Publié le par Jean-Yves Alt

L'Amérique de Joyce-Carol Oates est vue de l'intérieur. Son sujet de prédilection : la famille comme témoin, actrice, lieu social bouillonnant et morbide.

Dans "Corps" (1), recueil de nouvelles, et plus encore dans Des gens chics (2), Joyce-Carol Oates entraînait ses lecteurs dans l'univers quotidien de la famille américaine, première institution du pays, étouffante, dévorante, impossible. Les personnages traduisaient ce carcan par les déformations les plus courantes du corps : obésité, adiposité, folie mutilante folie meurtrière...

"Corps", c'est cet inventaire des plaies vives, mais si bien cachées : des gens de tous âges, de toutes origines, s'enferment lentement dans leur corps après des tentatives de fuite rendues vaines par l'épreuve de l'amour. L'amour commence par une culpabilité qui rend impossible l'amour. Et la famille reprend son bien, inexorablement, définitivement. On n'est pas loin de l'aphorisme d'Oscar Wilde : « Chacun tue les objets de son amour ».

"Des gens chics" commence de plein fouet : "Je fus un enfant assassin" : confession brumeuse mais lucide d'un gosse de riches, maintenant énorme, suant, souffrant, prêt à se tuer sans espoir, autrefois ballotté des banlieues résidentielles aux collèges huppés. Le père, un affairiste, la mère, auteur d'avant-garde qui s'échappe régulièrement avec l'amant du jour pour revenir au foyer clinquant après la fugue bohème. Femme fascinante. Et l'enfant ? Que ne supportera-t-il plus, finalement : un nouvel abandon maternel, ou le poids de son rang - faux élève brillant – alors qu'il est rongé par la pourriture de ses comparses sociaux ? Où est la réalité, où est sa part de création fantasmatique ? Où est sa réalité, puisqu'on lui refuse même de reconnaître qu'il a tué sa mère ? Le crime est-il trop horrible pour cette société, ou bien l'auteur délire-t-il, rendu fou à jamais par cette famille sordide mais si "chic" ?
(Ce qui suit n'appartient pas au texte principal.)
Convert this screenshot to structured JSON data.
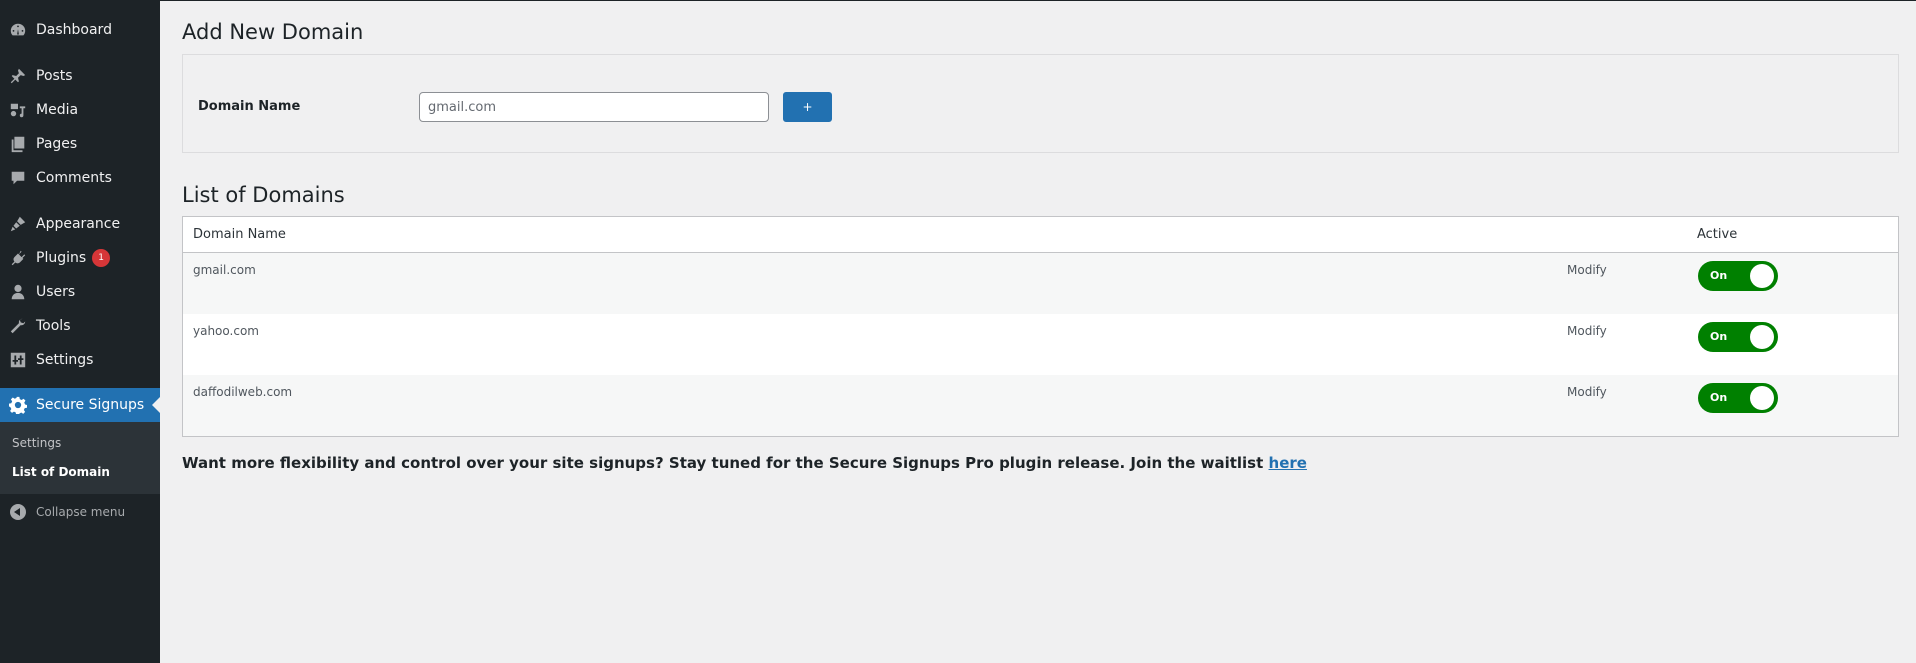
{
  "sidebar": {
    "items": [
      {
        "label": "Dashboard",
        "icon": "dashboard-icon"
      },
      {
        "label": "Posts",
        "icon": "pushpin-icon"
      },
      {
        "label": "Media",
        "icon": "media-icon"
      },
      {
        "label": "Pages",
        "icon": "pages-icon"
      },
      {
        "label": "Comments",
        "icon": "comment-icon"
      },
      {
        "label": "Appearance",
        "icon": "paintbrush-icon"
      },
      {
        "label": "Plugins",
        "icon": "plugin-icon",
        "badge": "1"
      },
      {
        "label": "Users",
        "icon": "user-icon"
      },
      {
        "label": "Tools",
        "icon": "wrench-icon"
      },
      {
        "label": "Settings",
        "icon": "settings-sliders-icon"
      },
      {
        "label": "Secure Signups",
        "icon": "gear-icon",
        "current": true
      }
    ],
    "submenu": [
      {
        "label": "Settings"
      },
      {
        "label": "List of Domain",
        "current": true
      }
    ],
    "collapse_label": "Collapse menu"
  },
  "add_section": {
    "title": "Add New Domain",
    "field_label": "Domain Name",
    "input_value": "",
    "input_placeholder": "gmail.com",
    "add_button_label": "+"
  },
  "list_section": {
    "title": "List of Domains",
    "columns": [
      "Domain Name",
      "",
      "Active"
    ],
    "rows": [
      {
        "domain": "gmail.com",
        "action": "Modify",
        "active": "On"
      },
      {
        "domain": "yahoo.com",
        "action": "Modify",
        "active": "On"
      },
      {
        "domain": "daffodilweb.com",
        "action": "Modify",
        "active": "On"
      }
    ]
  },
  "promo": {
    "text": "Want more flexibility and control over your site signups? Stay tuned for the Secure Signups Pro plugin release. Join the waitlist ",
    "link_label": "here"
  },
  "colors": {
    "sidebar_bg": "#1d2327",
    "accent": "#2271b1",
    "toggle_on": "#008000",
    "badge": "#d63638"
  }
}
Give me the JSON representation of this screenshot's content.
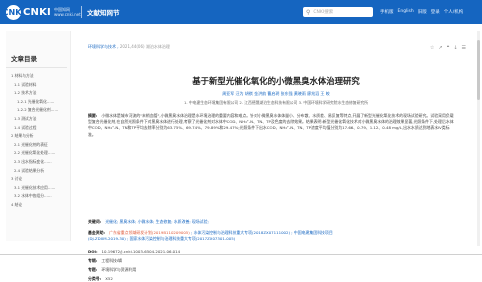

Livres lents qu'il faut fouailler sans peur des odeurs, sans peur de se salir les mains. Cette famille-cadavre est bien vivante, grouillante des mille vers de la charogne. La vie est fascinante au même titre que la mort. Et le plaisir si primordial.

Il faut lire aussi "Haute Enfance" (3), flashes intenses de conscience. Joyce-Carol Oates y suggère encore bien des questionnements au travers de ses personnages.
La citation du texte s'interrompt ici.